Here are three things I do in my times of great affliction:
Sometimes we are too casual about prayer. But in times of trouble we find ourselves wrestling with the Lord in prayer every day, until we are assured in our spirit that He has everything under control. The more we want to be reminded of that assurance, the more we go to our prayer closet.
The truth is, God never allows an affliction in our lives except as an act of love. We see this illustrated in the tribe of Ephraim in Israel. The people had fallen into great affliction, and they cried out to God in grief. He responded, “I have surely heard Ephraim bemoaning himself thus” (Jeremiah 31:18).
Like David, Ephraim testified, “Thou has chastised me . . . as a bullock unaccustomed to the yoke: turn thou me . . . for thou art the Lord my God” (31:18). In other words: “Lord, You chastened us for a reason. We were like a young, untrained bull, full of energy, but You chastened us to tame us for Your service. You brought our wildness under control.”
You see, God had great plans for the tribe of Ephraim, fruitful, satisfying plans. But first they had to be instructed and trained. Thus, Ephraim declared, “I repented; and after that I was instructed” (31:19). They said, in effect: “In the past, when God had us in the classroom preparing us for His service, we couldn’t take correction. We ran away, crying, ‘It’s too hard.’ We were stubborn, constantly slipping out of the yoke He put upon us. Then God put on us a tighter yoke, and He used His loving rod to break our stubborn will. Now, we yield to His yoke.”
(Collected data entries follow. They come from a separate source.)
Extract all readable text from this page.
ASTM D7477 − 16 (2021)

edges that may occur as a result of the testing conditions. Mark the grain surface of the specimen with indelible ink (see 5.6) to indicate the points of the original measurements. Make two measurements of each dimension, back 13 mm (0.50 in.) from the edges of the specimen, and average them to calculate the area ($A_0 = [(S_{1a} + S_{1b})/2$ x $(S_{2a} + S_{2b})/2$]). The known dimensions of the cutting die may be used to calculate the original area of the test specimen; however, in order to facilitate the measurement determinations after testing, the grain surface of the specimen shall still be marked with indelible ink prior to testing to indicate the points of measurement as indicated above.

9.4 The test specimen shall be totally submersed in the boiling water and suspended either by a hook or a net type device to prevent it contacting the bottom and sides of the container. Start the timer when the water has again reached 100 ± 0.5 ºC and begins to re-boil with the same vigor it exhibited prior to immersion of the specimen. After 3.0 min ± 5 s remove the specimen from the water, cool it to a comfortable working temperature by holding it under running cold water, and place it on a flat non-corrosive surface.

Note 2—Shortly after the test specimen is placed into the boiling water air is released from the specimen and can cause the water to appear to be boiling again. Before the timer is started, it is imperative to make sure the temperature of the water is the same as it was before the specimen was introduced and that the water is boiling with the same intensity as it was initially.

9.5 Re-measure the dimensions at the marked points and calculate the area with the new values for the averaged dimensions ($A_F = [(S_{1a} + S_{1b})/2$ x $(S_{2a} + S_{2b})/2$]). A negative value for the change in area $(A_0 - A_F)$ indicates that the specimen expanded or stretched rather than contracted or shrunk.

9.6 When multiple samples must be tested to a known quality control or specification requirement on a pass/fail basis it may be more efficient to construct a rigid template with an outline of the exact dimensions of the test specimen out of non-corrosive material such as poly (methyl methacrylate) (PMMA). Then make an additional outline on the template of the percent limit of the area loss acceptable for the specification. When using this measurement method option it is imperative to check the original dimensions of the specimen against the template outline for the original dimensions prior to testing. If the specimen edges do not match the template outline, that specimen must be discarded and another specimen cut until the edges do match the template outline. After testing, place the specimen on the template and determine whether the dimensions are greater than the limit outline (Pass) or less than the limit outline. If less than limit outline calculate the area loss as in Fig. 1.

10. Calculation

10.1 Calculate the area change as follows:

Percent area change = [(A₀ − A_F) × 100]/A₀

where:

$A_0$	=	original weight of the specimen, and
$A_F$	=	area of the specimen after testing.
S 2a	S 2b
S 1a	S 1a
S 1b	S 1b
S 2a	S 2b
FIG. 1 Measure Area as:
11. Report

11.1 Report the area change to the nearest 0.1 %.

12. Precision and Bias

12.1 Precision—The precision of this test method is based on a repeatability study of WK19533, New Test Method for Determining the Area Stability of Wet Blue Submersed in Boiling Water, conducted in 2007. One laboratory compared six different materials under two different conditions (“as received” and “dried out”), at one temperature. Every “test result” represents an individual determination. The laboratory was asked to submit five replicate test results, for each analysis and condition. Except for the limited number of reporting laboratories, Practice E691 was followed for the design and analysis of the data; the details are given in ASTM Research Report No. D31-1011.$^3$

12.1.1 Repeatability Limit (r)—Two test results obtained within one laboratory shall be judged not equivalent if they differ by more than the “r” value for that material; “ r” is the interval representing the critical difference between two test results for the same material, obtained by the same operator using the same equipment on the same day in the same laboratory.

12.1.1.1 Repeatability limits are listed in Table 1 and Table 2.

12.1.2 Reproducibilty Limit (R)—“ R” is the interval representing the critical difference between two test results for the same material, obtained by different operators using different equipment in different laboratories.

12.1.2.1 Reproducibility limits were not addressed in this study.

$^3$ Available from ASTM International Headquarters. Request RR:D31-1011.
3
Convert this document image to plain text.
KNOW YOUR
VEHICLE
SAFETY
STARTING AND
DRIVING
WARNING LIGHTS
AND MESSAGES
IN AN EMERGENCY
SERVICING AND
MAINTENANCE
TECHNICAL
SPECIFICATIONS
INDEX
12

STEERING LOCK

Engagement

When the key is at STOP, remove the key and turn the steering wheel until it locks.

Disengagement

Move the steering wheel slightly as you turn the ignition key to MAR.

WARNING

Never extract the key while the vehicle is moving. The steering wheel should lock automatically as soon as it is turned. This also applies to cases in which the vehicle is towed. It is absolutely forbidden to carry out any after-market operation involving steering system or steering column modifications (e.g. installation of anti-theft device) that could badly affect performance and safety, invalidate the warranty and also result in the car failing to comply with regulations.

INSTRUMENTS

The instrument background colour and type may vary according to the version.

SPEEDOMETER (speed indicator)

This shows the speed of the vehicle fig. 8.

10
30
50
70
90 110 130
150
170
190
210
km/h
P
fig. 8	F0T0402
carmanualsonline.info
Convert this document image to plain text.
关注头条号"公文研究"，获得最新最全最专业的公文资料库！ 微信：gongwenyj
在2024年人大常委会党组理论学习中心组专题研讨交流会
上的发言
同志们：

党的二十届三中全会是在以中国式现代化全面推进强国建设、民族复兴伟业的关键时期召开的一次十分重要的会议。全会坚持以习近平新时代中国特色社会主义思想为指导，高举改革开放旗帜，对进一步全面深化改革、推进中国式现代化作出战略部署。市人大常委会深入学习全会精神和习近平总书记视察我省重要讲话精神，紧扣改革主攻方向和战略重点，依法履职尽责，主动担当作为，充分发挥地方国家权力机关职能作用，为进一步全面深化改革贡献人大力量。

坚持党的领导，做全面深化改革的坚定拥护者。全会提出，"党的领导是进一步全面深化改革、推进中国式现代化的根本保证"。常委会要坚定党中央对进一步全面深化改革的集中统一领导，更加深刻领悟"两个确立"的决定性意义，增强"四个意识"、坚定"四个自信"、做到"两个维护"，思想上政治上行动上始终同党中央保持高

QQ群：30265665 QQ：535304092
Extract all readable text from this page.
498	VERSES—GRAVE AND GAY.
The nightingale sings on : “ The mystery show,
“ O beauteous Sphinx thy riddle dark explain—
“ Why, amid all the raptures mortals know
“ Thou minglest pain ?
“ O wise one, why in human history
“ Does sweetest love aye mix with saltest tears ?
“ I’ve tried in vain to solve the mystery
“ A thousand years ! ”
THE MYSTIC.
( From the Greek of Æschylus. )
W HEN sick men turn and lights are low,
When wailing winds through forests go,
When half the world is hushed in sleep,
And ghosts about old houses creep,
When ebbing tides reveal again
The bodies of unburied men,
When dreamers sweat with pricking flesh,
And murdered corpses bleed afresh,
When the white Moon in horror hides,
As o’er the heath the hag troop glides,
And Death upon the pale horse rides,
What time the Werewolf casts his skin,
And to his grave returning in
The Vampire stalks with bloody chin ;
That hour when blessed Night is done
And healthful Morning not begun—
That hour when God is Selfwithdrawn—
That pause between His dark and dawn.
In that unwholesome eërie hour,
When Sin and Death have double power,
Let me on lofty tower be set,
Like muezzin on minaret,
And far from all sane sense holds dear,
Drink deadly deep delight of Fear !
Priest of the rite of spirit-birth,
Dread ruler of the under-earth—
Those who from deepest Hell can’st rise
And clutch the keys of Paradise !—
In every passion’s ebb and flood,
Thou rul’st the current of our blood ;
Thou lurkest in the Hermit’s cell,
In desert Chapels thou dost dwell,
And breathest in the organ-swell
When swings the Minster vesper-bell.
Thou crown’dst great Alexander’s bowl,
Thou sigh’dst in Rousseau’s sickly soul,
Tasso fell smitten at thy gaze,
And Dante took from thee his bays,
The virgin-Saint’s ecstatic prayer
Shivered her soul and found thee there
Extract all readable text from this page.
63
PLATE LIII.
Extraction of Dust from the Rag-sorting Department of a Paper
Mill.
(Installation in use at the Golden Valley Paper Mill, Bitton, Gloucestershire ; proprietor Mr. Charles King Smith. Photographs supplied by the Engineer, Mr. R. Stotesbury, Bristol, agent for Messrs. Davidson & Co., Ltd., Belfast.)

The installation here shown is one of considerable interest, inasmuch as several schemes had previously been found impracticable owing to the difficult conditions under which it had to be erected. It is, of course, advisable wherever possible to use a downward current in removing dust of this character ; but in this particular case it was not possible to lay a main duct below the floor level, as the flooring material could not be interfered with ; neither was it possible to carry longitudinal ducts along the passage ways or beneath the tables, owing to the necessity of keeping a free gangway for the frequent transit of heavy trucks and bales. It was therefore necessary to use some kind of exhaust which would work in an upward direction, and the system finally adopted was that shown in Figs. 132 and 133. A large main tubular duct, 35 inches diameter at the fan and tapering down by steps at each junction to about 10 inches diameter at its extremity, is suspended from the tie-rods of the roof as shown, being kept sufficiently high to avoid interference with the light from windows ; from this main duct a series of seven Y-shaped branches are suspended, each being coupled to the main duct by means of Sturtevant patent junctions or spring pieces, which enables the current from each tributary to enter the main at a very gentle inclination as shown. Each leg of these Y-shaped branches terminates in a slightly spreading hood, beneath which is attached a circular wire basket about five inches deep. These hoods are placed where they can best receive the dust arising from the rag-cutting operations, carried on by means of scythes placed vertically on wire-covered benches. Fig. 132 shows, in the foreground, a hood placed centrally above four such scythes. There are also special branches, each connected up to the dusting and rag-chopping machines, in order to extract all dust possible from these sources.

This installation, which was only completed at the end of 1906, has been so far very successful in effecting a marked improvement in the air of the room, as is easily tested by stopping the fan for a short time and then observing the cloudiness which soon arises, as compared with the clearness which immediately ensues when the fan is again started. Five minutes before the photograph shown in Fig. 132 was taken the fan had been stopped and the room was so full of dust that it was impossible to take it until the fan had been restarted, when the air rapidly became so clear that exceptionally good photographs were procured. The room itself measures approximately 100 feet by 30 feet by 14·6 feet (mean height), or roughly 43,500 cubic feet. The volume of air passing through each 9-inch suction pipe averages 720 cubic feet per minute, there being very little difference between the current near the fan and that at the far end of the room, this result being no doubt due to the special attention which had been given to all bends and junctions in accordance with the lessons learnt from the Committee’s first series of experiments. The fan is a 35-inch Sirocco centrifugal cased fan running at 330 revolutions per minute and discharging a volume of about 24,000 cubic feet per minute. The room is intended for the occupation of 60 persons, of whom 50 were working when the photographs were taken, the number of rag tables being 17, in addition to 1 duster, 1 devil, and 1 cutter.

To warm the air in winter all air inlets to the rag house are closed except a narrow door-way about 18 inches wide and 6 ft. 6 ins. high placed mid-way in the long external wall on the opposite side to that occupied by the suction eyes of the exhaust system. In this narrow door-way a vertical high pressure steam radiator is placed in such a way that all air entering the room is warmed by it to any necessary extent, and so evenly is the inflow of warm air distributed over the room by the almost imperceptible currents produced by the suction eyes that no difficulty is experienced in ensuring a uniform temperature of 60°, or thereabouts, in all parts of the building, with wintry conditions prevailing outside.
We also are like Ephraim: young, self-centered bulls that don’t want to be put under a yoke. We avoid the discipline of plowing, experiencing pain, being under the rod. And we expect to have everything now—victory, blessing, fruitfulness—by merely claiming God’s promises, or “taking them by faith.” We chafe at being trained in secret prayer, at having to wrestle with God until His promises are fulfilled in our lives. Then, when affliction comes, we think, “We’re God’s choice people. Why is this happening?”
The prayer closet is our schoolroom. And if we don’t have that “alone time” with Jesus—if we’ve eased off from intimacy with Him—we won’t be ready when the flood comes.